The time of history, as an ephemeral time, is present and self-evident in the dialogue via the works she exhibits at the Museum of Contemporary Art of Crete.

Within a small, say, frame, the images are many, attractive and special in their surrealism or their theatrical quality. At the back of the image (not the backdrop of the painting), for instance, Magritte’s figures are flying behind a group by the Chapmans, while the little Degas dancer is watching Duchamp playing chess like another Rodin’s thinker. Art lovers of a classical education will shudder at the hubris, those versed in the antics of contemporary art will be sufficiently aware of the hidden notion of the archive in relation to the artist’s personal parameters, and children—cleverer than any of us—will have a unique opportunity for an educational treasure hunt.

The works of Artemis Potamianou provide their viewer with interest, quality and poignancy, and underline the artist’s clear progress along the approach with which she awkwardly acquainted us in 2003, with her modified photos from famous museums and attractive tourist trails. In 2010, however, one’s willingness to revisit things within the ideological framework that Potamianou has been proposing these seven years is boosted also by the high-quality, dense discourse of her findings. If Delacroix meets Goya in the nocturnal landscape once ingeniously created by Van Gogh, this reflects the contemporary artist’s management of the desire to study and recreate an archive of images through the fervent wish to approach the “divine”, i.e. the masterpiece.

The museum masterpiece, the image of the masterpiece, the reproduction of the masterpiece, the use of the masterpiece as reproduction: painting, silkscreen, photograph or poster at the decorative whim of everyone who can enjoy in private surroundings what is kept in a public space and you queue up to see—or you never see but believe that you know because your grandmother has a copy of it in her sitting room.

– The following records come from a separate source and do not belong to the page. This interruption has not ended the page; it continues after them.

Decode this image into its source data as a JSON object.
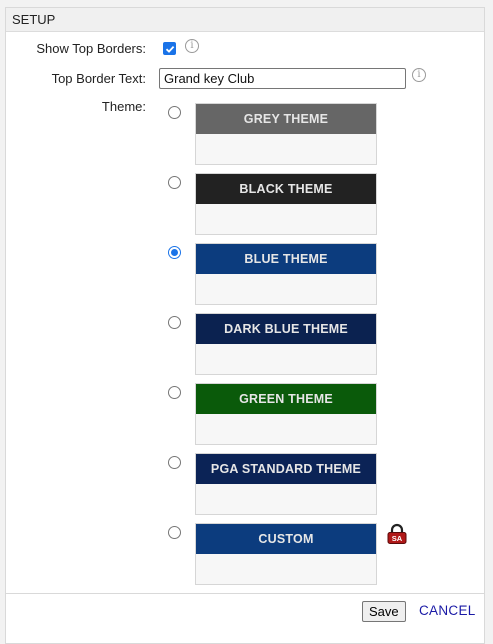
{
  "panel": {
    "title": "SETUP"
  },
  "form": {
    "show_top_borders_label": "Show Top Borders:",
    "show_top_borders_checked": true,
    "top_border_text_label": "Top Border Text:",
    "top_border_text_value": "Grand key Club",
    "theme_label": "Theme:",
    "info_glyph": "i"
  },
  "themes": [
    {
      "label": "GREY THEME",
      "color": "#666666",
      "selected": false
    },
    {
      "label": "BLACK THEME",
      "color": "#222222",
      "selected": false
    },
    {
      "label": "BLUE THEME",
      "color": "#0c3c7e",
      "selected": true
    },
    {
      "label": "DARK BLUE THEME",
      "color": "#0b2250",
      "selected": false
    },
    {
      "label": "GREEN THEME",
      "color": "#0a5a0a",
      "selected": false
    },
    {
      "label": "PGA STANDARD THEME",
      "color": "#0b2356",
      "selected": false
    },
    {
      "label": "CUSTOM",
      "color": "#0c3c7e",
      "selected": false,
      "locked": true
    }
  ],
  "lock_badge": {
    "icon": "lock-sa-icon",
    "text": "SA",
    "color": "#b01818"
  },
  "footer": {
    "save_label": "Save",
    "cancel_label": "CANCEL"
  }
}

On the one hand the worshipping aspect of the matter (even by phony means), on the other the ‘revenge’ of the ‘peasantry’, with the word peasantry in lots of quotation marks. That is—and this interpretation is mine, lest anyone else is accused of it—here is the dancer of Degas, an image I was trained to worship, although my education and my decorum-free times enable me also to stick my tongue at it. Of course I worship the authority of its creator, of course I bow before everything he produced (which I don’t want to reach, and indeed I could not even if I wanted it), but I reserve the right, in the context of my own religion—which is the freedom secured for me by art theory after modernism, and the possibilities of technology—to manage my cultural memory in any way I wish.

So what does the contemporary artist—or Artemis Potamianou, specifically—do as she manages intelligently her specific field of knowledge? She takes photos of the museum and the works, loads this material on the computer and processes it to isolate her selected images and set up her own museum area within the web.

In his text on Potamianou’s work, Sotiris Bahtsetzis cites the critical stance of Theodor Adorno towards excess visual information. “In the context of half-education the commercialised, objectified pragmatic contents of education survive at the expense of their truth content and their live relation to live subjects” (Theory of Half Education).

Herein lies, I think, Potamianou’s attitude towards this entire relationship with living objects and the creation of their second image, which she offers to us through a very special, personal reading of history. A twenty-first-century surrealism with the contemporary artist’s tools for appropriating museum images for a private collection which puts together a fantasy before becoming an inventive picture of our time.

Alas, the Museum is private, of course.